I am proposing a system to boost parachain demand and project incentives to join the ecosystem while balancing out Polkadot’s economic inflation. Essentially, I propose to divert some of Polkadot’s current validator incentives (10% annual inflation) and, in conjunction, possibly also increase the total inflation rate of DOT, towards incentivizing both builders and DOT contributors towards parachain auctions in a new mechanism. This is heavily inspired by Astar’s dapp staking mechanism, which is designed to increase dapp developer support its protocol.
The mechanism is as follows:
- Imagine an ideal staked and locked-in-auction ratio for DOT (50% and 30% of the total supply, respectively, are some numbers that I have heard floating around) that can be adjusted by governance mechanisms accordingly over time. The DOT rewards would be balanced such that rewards are allocated towards staking and auctions at a 50:30 ratio.
- The ratio would be enforced such that if the total amount of DOT staked in validators exceed 50%, then the reward per DOT staked would decrease, and vice versa for locked-in-auction DOTs. A roughly drawn illustration for this would look something like:
- Create an inflation rate that covers both staked and locked-in-auction DOTs.
- Reward half of locked-in-auction DOT rewards towards DOT contributors, and the other half to parachain teams themselves. The reward amount per parachain depends on how many DOTs are contributed towards each parachain in proportion to the total amount of DOTs contributed towards parachains. DOTs can be given through a vesting schedule (i.e. linearly over two years).
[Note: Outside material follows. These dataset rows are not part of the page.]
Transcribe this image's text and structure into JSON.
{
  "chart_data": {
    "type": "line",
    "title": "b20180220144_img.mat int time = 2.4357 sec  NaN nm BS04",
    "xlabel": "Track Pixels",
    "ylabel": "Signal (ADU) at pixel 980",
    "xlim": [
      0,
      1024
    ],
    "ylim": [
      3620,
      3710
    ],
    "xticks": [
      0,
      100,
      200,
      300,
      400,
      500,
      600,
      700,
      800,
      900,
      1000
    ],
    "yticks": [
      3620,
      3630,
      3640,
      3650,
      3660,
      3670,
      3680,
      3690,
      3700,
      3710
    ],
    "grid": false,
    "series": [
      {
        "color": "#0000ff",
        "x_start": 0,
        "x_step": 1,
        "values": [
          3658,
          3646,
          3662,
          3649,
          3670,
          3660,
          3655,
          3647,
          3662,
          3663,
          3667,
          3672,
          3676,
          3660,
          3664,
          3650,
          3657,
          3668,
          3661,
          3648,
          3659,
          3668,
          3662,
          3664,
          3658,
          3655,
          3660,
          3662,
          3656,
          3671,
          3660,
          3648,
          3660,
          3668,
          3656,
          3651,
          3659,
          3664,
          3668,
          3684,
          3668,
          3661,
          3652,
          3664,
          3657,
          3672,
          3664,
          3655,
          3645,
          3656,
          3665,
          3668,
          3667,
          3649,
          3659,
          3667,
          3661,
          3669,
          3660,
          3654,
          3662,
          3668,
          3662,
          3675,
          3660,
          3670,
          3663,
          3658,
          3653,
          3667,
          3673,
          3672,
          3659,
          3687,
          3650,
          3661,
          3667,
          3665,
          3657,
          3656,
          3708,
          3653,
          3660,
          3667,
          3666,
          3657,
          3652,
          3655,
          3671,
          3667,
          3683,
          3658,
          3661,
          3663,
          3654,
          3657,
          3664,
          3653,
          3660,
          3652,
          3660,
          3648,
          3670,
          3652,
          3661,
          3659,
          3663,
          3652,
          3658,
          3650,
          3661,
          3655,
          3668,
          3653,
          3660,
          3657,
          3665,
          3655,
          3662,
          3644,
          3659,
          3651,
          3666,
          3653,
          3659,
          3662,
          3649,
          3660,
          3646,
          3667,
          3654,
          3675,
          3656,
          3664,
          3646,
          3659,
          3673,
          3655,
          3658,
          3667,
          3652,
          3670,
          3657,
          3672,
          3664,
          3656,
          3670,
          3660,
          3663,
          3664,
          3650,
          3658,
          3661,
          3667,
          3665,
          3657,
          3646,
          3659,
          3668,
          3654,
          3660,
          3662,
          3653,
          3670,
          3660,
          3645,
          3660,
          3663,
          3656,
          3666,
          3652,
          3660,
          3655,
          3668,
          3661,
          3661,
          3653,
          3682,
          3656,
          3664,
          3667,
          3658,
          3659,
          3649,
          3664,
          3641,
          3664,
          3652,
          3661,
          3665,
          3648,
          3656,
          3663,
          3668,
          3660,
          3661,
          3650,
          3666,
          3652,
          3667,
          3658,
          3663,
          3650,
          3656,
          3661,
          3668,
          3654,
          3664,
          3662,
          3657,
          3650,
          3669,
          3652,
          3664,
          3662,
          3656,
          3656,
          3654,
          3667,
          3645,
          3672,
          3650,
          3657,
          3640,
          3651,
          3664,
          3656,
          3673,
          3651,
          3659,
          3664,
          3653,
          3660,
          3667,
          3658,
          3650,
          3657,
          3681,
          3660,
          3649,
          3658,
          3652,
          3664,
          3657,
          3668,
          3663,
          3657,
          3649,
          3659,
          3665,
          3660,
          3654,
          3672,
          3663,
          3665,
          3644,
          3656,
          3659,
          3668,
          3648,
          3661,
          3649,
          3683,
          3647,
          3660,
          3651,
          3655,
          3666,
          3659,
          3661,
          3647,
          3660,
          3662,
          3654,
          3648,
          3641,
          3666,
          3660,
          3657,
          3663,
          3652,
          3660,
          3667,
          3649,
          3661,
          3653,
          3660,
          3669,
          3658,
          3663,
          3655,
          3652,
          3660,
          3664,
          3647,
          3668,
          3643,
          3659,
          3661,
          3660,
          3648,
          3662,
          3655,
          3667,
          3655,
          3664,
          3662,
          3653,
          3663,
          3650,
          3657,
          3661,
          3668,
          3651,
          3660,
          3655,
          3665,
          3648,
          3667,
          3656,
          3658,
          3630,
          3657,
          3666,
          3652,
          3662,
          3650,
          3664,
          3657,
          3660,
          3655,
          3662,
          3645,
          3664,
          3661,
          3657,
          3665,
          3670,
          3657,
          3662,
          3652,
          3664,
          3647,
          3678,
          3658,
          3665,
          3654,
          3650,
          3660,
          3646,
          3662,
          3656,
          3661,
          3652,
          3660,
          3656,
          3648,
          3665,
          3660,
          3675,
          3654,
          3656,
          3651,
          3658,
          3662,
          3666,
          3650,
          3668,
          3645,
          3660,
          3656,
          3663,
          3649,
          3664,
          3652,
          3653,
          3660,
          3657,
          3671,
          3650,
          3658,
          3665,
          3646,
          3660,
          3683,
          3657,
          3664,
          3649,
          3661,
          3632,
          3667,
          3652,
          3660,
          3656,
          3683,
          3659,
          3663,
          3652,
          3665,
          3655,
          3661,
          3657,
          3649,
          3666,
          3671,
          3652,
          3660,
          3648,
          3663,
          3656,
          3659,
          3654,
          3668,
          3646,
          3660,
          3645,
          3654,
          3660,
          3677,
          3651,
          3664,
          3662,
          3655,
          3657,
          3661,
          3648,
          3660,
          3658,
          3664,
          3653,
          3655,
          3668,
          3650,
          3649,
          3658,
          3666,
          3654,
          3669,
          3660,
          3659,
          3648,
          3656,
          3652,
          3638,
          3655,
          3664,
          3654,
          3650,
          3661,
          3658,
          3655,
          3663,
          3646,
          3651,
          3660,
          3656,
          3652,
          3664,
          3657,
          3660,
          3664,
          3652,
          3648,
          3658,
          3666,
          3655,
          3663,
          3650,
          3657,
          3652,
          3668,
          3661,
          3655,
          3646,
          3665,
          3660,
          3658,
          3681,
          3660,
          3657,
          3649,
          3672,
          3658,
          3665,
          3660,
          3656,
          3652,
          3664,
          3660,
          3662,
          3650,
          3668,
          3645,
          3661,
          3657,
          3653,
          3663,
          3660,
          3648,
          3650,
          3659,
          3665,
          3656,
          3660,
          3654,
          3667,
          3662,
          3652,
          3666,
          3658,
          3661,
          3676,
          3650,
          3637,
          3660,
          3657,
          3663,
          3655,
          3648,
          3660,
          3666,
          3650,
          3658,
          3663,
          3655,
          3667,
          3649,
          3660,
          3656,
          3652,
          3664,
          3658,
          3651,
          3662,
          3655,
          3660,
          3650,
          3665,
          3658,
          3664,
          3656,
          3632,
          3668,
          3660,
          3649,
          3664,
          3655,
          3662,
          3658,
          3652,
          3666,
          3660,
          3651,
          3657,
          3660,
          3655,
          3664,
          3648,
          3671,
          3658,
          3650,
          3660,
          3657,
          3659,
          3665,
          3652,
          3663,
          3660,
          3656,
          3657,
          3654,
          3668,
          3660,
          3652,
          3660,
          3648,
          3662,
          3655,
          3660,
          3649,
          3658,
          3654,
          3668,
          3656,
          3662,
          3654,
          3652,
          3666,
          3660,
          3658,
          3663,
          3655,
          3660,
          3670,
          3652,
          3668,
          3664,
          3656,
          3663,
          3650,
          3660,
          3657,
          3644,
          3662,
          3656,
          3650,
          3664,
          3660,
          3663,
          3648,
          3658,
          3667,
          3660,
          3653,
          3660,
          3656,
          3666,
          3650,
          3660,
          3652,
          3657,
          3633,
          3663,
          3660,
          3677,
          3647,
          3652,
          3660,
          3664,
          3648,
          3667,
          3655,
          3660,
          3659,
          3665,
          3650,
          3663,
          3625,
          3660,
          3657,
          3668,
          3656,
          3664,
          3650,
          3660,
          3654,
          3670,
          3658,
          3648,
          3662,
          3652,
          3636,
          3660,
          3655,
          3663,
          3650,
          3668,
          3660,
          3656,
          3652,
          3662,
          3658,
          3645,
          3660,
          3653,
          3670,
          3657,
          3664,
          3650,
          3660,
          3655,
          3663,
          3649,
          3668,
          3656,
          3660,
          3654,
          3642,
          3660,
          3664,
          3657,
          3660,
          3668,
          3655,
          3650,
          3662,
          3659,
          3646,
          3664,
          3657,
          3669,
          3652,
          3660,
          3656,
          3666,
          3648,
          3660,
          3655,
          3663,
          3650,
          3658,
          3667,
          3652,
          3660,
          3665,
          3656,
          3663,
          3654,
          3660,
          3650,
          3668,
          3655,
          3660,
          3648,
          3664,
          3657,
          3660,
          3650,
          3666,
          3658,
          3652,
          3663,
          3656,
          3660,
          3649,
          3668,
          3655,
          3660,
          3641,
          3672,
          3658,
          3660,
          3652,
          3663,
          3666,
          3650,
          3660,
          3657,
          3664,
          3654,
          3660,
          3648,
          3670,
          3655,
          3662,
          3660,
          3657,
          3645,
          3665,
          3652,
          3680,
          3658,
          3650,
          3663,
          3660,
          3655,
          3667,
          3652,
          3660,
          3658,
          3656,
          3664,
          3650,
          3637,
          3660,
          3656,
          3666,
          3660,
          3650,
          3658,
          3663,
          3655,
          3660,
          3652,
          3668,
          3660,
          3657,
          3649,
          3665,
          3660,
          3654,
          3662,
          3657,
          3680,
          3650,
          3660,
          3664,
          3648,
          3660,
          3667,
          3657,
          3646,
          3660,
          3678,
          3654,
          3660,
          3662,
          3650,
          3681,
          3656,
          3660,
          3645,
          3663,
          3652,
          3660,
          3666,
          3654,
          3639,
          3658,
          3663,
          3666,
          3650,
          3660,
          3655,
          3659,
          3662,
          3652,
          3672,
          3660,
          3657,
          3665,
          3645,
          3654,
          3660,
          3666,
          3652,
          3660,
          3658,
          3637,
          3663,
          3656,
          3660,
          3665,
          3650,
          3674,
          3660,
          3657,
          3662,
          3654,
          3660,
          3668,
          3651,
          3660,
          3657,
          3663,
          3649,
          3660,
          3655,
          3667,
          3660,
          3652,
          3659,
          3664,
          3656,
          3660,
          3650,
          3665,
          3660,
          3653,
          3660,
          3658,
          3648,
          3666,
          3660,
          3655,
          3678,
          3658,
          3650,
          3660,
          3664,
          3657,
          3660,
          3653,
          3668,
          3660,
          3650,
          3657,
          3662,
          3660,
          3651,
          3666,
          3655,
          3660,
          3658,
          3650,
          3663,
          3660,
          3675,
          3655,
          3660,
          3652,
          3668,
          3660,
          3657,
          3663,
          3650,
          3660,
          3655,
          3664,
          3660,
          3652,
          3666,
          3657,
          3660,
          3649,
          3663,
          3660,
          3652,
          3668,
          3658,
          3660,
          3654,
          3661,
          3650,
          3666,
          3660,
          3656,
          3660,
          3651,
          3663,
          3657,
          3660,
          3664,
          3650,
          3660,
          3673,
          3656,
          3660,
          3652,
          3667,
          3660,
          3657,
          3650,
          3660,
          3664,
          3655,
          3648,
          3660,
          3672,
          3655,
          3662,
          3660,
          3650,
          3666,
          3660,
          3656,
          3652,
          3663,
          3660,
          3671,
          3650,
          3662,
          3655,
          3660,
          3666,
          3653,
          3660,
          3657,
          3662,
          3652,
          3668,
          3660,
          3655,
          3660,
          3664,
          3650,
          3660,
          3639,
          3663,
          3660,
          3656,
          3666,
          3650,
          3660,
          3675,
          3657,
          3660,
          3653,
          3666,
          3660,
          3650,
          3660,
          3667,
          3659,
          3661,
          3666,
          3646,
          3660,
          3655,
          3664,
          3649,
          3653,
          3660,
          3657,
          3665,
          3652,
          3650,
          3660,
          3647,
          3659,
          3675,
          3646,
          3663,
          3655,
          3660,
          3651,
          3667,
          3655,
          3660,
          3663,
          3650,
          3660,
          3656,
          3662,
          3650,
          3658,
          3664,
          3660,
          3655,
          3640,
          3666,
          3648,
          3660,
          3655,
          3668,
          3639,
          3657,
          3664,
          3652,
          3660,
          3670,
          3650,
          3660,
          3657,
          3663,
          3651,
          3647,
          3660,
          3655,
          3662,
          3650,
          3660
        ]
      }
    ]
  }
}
- Parachain teams may still offer incentives themselves in their native token to encourage contributions or win the auction themselves.
The result is that there would be:
a. increased alignment from users towards supporting actual builders, the lifeblood of any crypto ecosystem
b. diversification from the currently unsustainable inflation rate in validators
c. incentivation of an ideal contribution ratio for both staking and parachain auctions, and
d. a moat for users to be incentivized to contribue a large amount of DOT towards crowdloans.
I have been an avid supporter of Polkadot for a while – being in Parity full time for over three years, and now remaining as an ecosystem growth advisor to Parity and being Head of BD at a Substrate-based interoperability platform called Analog. From my observations, Polkadot’s crowdloan and auction system started off very promising. The idea that you sacrifice DOT rewards that would be otherwise given out to validators to obtain security and native interoperability was a strong idea in theory. However, insufficient marketing and bear market realities showed the weaknesses of our system. I think it is safe to say that nobody in the Polkadot ecosystem is happy with the status quo of auctions, and I believe that increased awareness and marketing alone will only drive things such that when mindshare towards Polkadot is hot/we are in a bull market, auctions will be en vogue and in demand, whereas in all other conditions the mechanism will fall short of its goals in securing a large amount of locked DOTs.
We have seen both outside critics on CT blast crowdloans as being ineffective only to be dismissed by ardent Polkadot supporters who, although having strong arguments in theory, refuse to consider market realities, as well as community member proposals to fix crowdloans receive both support as well as constructive criticism.
The truth is that a robust parachain auction and crowdloan system should be as resistant to market fluctuations as possible and provide an easy system for participation while supporting builders. Why don’t we create some DOT rewards for builders who successfully win an auction and for those who contribute to auctions to diversify their risk in projects’ success while still supporting their favorite projects? My company, Analog, has been researching ways to incorporate Dapp staking-like mechanisms into our chain, because we believe it is a very strong way to get developer support, and came up with a similar mechanism to what is proposed for ourselves. I think Dapp staking plays at least part of the reason of Astar’s success today.
In addition, the bear markets and economics have showed that a 10% fixed annual inflation rate allocated mainly towards validators is not only unsustainable in the long term, but also creates significant selling pressure in the short to medium term. Some of those rewards can and should be diverted towards activities that also reduce the free-floating DOT and benefits the overall builder economy.
I created this proposal after discussing this idea with multiple teams in the ecosystem, who all voiced support. I believe this proposed system is not perfect, but even if it is not adopted, I hope this will be able to play a small part in fixing the auction system today.